Miss Jean sat down to her work at the window when the others went out. There was a balcony full of flowers which prevented her from seeing anything more distinct than the coming and going of the carriages, but that was enough to keep her in a flutter of awed and excited expectation. Lewis had said that his friends would call at once, and the idea of receiving a foreign lady, a foreign ambassadress, who perhaps did not speak English, made Miss Jean tremble from the lace of her cap to the toe of her slipper. She tried to remember the few words of school-book French which lingered in her mind; but what if the lady spoke only Greek? In that case, their intercourse would need to be carried on by signs: or, since she was an ambassadress, she would perhaps carry an interpreter with her. Jean did not know the manners and habits of such people. To be left to encounter such a formidable person alone was terrible to her. And what would so great a lady think if she came in expecting Margaret, whom no doubt Lewis would have described, and found only Jean? "We saw nobody but a homely sort of country person,"—that was what she would say. But the case was desperate, and though, when the moment actually arrived, and an imposing carriage and pair dashed up with all the commotion possible to the door, and the knocker resounded through the house, Miss Jean's heart beat so loudly in her ears that it drowned the very knocker, yet still there was a sort of satisfaction in thus venturing for the sake of Lilias, facing such an excitement for her benefit, and obtaining for her what even Margaret had not been able to obtain.

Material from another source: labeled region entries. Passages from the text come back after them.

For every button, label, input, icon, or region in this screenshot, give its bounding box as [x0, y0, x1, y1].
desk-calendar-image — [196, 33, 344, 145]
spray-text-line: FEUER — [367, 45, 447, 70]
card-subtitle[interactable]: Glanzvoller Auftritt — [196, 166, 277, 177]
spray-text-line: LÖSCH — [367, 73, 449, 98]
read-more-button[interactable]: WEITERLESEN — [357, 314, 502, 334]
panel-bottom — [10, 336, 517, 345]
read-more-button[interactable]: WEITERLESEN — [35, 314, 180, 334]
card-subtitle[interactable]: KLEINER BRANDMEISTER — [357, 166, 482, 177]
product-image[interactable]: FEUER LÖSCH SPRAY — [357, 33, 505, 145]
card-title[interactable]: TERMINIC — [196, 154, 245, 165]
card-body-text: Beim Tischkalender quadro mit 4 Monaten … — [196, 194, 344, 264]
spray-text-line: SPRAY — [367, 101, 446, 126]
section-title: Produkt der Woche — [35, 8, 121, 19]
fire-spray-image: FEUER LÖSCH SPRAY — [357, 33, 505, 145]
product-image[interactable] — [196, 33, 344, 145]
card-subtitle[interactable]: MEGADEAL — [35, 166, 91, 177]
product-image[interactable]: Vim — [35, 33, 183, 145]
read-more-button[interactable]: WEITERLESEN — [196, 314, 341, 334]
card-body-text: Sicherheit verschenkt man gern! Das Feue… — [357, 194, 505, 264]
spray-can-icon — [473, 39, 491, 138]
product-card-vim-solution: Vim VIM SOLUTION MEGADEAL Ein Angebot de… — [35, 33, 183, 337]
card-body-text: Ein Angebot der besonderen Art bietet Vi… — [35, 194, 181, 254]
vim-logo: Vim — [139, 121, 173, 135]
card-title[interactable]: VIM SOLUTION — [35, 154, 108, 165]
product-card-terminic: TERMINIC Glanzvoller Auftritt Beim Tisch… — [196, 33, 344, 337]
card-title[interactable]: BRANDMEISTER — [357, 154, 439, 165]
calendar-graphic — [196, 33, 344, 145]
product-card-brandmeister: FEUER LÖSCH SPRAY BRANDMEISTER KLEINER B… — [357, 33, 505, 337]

Simon, creaking along the passage in his creaking shoes, seemed to tread upon Miss Jean's heart. Would he never be ready? She waited, expecting every moment the door to open, the sweep of silken draperies, or perhaps—who could tell?—the entrance of a resplendent figure in costume other than that of fashion; for Jean was aware that Greece was in the east, and had been delivered in her youth out of its subjection to the Turks, and that the men wore kilts, and the women probably——These were long before the days of the dual dress, and the idea filled her with alarm. She put away her work with trembling hands, and stood listening, endeavouring to calm herself and make her best curtsey, but in a whirl of anxiety lest Simon should not say the name right or else be unable to catch it. But when, instead of this extraordinary ordeal, she heard the clang, the stir, the glittering sound of hoofs and wheels and harness, and became aware that the carriage had driven away, Jean came to herself quite suddenly, as if she had fallen to the ground. It was a relief unspeakable, but perhaps, also, it was a little disappointment. She dropped back upon her chair. To go through so many agonies of anticipation for nothing is trying too. And Simon came upstairs as if he were counting his steps, as if it was of no consequence!